Smart Processes, Solutions & Strategies
How do you ask your vendors for security? How do you assess how extensive their security knowledge and practices are? Are they glitz, glamour and commercial glossies or do they really have competent personnel who have the education, skills and experience to provide you with secure products, services and solutions? Does your vendor appreciate the value of security or see it as just a compulsory tax?
Prior to the publication of the ISA/IEC 62443 series of standards, these were challenging questions for vendors to answer in any standard and measurable way.
Now, though, you have a way to specify what you want, how much of it you want and the most critical places where you want it.
The 62443 standard provides requirements for each defense-in-depth layer—components, components integrated into a system and systems-at-end users or asset owners.
These requirements are specific to cybersecurity for industrial control systems: the OT side of the house. Many other well-known and ubiquitous standards apply to the IT side of the house—the NIST Cybersecurity Framework, ISO 27001 and NIST 800-82—but are difficult to apply directly to assessing OT. The IEC 62443 set of requirements was developed to specifically address this gap and need.
For both components and systems, technical cybersecurity controls are critical to securing a component and/or system. These are things like cryptographic algorithms and secure web servers. If components or systems do not include these well-known industry best practices, then the security of the result is in question. The IEC 62443 standard acknowledges that there are different skills, motivations and financial incentives of adversaries, and that these pose different types and levels of risk to components and solutions. 62443 provides a layered approach for technical controls. They are specified as security levels (SL).
It must be recognized mitigating higher level risks posed by sophisticated adversaries comes at component, integration and/or end-user cost. Many security controls are expensive and just not possible to implement at a component level.
The requirements for how a component or system is built and maintained and how issues are handled receives less attention. This can be referred to as a development or lifecycle process.

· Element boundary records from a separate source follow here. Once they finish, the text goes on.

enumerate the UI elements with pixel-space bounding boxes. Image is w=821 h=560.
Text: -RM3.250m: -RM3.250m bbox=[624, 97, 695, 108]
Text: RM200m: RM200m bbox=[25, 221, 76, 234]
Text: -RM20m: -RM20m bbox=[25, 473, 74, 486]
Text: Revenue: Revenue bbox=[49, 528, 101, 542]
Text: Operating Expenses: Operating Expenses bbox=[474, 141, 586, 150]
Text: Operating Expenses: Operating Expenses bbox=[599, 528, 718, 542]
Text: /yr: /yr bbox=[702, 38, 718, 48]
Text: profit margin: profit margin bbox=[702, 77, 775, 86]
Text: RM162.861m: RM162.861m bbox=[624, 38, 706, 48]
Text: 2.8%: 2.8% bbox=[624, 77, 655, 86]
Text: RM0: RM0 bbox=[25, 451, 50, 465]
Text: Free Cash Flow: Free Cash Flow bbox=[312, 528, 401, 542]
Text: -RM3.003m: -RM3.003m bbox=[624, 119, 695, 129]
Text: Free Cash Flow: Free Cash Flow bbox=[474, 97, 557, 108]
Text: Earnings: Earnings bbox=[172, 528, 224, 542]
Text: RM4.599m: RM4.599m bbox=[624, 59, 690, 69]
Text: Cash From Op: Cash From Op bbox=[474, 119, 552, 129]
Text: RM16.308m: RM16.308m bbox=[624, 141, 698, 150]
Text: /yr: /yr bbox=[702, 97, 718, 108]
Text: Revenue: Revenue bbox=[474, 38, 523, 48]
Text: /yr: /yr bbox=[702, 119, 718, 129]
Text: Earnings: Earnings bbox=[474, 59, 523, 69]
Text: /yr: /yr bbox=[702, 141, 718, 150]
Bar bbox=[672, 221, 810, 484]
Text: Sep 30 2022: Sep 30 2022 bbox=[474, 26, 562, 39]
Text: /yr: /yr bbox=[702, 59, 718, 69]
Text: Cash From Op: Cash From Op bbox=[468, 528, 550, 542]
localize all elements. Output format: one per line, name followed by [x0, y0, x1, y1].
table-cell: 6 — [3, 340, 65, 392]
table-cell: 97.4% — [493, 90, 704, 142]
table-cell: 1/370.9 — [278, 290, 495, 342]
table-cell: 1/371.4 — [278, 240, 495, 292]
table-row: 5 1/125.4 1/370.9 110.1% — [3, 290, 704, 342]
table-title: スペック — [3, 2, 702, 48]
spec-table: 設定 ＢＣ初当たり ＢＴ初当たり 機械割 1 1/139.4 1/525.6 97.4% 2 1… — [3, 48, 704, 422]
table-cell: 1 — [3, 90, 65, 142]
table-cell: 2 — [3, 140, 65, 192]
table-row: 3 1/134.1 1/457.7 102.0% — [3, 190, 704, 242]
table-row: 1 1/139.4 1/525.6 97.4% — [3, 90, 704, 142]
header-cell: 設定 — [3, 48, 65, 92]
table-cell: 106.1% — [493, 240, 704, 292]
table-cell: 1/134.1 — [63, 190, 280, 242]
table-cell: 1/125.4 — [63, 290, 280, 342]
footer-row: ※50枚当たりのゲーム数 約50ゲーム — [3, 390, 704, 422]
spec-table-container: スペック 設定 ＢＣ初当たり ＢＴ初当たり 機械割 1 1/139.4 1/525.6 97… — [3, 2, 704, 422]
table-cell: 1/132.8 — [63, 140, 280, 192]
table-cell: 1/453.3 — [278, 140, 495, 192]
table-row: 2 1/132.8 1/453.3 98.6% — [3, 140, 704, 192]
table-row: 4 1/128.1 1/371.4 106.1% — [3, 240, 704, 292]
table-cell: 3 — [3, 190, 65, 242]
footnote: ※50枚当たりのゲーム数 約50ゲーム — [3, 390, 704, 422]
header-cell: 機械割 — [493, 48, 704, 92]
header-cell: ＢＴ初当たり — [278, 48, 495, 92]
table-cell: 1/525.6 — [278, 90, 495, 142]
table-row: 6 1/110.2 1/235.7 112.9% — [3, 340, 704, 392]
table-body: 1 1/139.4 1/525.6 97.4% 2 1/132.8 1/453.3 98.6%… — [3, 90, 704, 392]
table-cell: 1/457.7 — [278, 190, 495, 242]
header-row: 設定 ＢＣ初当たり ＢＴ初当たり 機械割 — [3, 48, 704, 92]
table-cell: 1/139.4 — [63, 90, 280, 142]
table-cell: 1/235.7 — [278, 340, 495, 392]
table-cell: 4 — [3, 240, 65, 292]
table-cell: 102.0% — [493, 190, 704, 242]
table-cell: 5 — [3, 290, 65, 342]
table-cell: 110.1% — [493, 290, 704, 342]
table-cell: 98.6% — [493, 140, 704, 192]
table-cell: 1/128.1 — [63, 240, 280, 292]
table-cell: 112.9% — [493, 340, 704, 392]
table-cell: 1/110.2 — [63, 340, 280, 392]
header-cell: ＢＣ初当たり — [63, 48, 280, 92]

The 62443 standard specifies requirements for all areas of product or solution lifecycle development, including specifying security requirements, understanding threats, testing to ensure threats targeted were truly addressed and verifying that all required technical security controls were implemented.
The standard also provides requirements for the management of these areas, such as ensuring that employees have the security skills and experience necessary to develop secure components or solutions, that the processes being followed are continuously improved as industry best practices evolve and that reviews of all steps include a security aspect at all times.
Furthermore, these lifecycle process requirements must all be met in some way, and maturity at applying them is the measure. These are called maturity levels (ML).
A vendor cannot know which technical security controls, and the extent of them, are most important to you. These can be communicated in terms of a 62443 security level. For any security level, you can be sure the vendor understands and uses industry best practices in how they have developed a component because these are required for all 62443 component certifications.